FREQUENTLY ASKED QUESTIONS (FAQs)
How to repot a succulent?
Succulents can be fragile, so repotting needs to be handled with care. Clean off all the dirt from around the root system—get as much off as you can—before transferring into new soil. An old paintbrush works well for this, but you can just use your hands, too. Succulents like well-draining soil with rockier substrates, like pumice or sand.
Make sure the pot you are repotting your plant in has a drainage hole for water. If it doesn’t, it’s best to repot into a plastic nursery pot and place it in another fun, decorative pot. This allows the non-draining pot to be used as a water catcher, which needs to be dumped of standing water after every water.
Depending on the type of succulent, you might lose a few leaves during the transfer, but this is normal. If your succulent is healthy, it will fill back out.
How do you propagate succulents?
It is very easy to propagate succulents. Succulents reproduce mainly from propagated leaves, as a single leaf has the ability to create an entirely new plant. Succulent seeds are hard to come by and even harder to grow, so most succulents you see were most likely grown from a propagated leaf.
If a healthy leaf drops or gets knocked off, you can lay it gently on top of some soil and ignore it. Within weeks, the leaf will start to root and, eventually, you will see a tiny plant at the base of the leaf. Let the big leaf completely dry up and shrivel away before picking it off; all the water the new plant needs is coming from that parent leaf.

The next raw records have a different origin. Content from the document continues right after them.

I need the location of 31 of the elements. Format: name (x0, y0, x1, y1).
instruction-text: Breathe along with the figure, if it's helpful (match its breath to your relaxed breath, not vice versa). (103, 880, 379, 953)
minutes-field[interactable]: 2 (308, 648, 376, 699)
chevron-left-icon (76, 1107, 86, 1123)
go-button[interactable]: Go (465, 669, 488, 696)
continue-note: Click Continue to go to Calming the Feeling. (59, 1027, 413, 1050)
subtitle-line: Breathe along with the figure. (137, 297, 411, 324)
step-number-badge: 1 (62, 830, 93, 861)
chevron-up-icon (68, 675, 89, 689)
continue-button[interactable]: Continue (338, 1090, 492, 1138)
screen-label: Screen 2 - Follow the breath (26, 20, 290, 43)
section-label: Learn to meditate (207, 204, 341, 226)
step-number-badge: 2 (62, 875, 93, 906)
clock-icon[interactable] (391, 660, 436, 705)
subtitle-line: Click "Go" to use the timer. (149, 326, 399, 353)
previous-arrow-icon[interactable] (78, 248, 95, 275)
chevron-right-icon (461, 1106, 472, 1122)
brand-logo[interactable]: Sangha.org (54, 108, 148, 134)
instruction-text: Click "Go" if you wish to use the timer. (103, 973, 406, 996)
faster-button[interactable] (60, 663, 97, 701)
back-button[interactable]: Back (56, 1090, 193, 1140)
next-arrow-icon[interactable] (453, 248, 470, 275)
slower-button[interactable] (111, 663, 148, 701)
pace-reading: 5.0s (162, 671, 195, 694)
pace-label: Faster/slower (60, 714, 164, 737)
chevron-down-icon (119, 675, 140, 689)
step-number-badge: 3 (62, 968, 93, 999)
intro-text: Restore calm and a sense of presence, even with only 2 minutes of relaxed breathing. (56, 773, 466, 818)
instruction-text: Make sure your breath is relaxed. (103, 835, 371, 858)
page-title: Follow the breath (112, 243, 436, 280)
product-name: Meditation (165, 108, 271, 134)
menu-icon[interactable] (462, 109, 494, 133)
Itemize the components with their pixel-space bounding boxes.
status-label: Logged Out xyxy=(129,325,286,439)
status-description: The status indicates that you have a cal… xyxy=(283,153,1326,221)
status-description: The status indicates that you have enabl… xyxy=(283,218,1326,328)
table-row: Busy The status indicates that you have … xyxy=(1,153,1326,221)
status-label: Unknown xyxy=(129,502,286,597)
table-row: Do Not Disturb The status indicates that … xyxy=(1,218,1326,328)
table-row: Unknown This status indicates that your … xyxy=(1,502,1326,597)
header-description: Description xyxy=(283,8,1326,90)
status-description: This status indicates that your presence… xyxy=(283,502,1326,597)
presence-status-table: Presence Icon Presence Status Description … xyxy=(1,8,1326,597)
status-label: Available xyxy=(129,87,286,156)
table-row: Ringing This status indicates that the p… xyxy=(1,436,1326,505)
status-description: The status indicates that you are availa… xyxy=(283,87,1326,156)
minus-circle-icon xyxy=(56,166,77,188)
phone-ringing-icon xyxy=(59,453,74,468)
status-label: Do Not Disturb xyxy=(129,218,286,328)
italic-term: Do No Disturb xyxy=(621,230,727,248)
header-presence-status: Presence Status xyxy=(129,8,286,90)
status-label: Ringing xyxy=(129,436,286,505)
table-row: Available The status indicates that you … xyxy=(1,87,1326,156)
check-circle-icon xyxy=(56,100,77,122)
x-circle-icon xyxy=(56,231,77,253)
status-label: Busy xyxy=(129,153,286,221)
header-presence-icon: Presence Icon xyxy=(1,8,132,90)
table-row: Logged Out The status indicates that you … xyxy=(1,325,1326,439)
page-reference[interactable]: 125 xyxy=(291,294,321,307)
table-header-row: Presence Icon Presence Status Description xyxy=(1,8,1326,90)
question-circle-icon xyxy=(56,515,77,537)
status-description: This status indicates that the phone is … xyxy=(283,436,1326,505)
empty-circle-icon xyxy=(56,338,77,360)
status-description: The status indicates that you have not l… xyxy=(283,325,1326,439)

You can also water propagate succulent leaves. Grab a clear jar or glass and fill it halfway with some water. Then, secure some cling wrap over the opening of the jar, making sure it’s pulled taut. Poke holes in the cling wrap that would be big enough for a succulent leaf to fit in, but not big enough for it to fall through. The end of the leaf should be closest to the water when you stick the leaf in. Put this jar in a sunny spot and ignore it. Eventually, it will grow roots and a new plant. The water in the jar makes the roots reach for it as well as creates humidity.
Keep in mind that propagation is never 100% guaranteed. Some leaves won’t make it, but some will. This is normal. Keep trying and eventually, you will succeed in propagating new succulents!
Why is my succulent turning yellow, translucent, and/or mushy?
These are all signs of overwatering. The bottom leaves will show these signs first, as they are closer to the root system. There is a very good chance these leaves will fall off. If you gently squeeze a succulent leaf that looks like this, excess water will easily sponge out of it.
Though you can hope that the soil dries out and only affects a few leaves, the best course of action to ensure the life of your succulent if overwatered is to repot it with drier soil and allow for that soil to fully dry out before watering again. Succulents prefer to go long times in between waterings and dry out 100% of teh way and then some.
If root rot has already set in, you might need to trim off the rotten roots, or even cut off the healthy top of the succulent and allow it to reroot. If you can’t salvage the whole plant, you can take the healthy leaves off and propagate them.
Why are my succulent’s leaves wrinkled?
Wrinkled succulent leaves are caused by the elusive underwatering. This will usually happen after a long, long period of no water. Your succulent has been drinking the stored water in the leaves, and now that that’s depleting, it needs some more water! Double-check your soil to confirm the dryness, then give it a big drink. Don’t let your succulent sit in the excess water, though!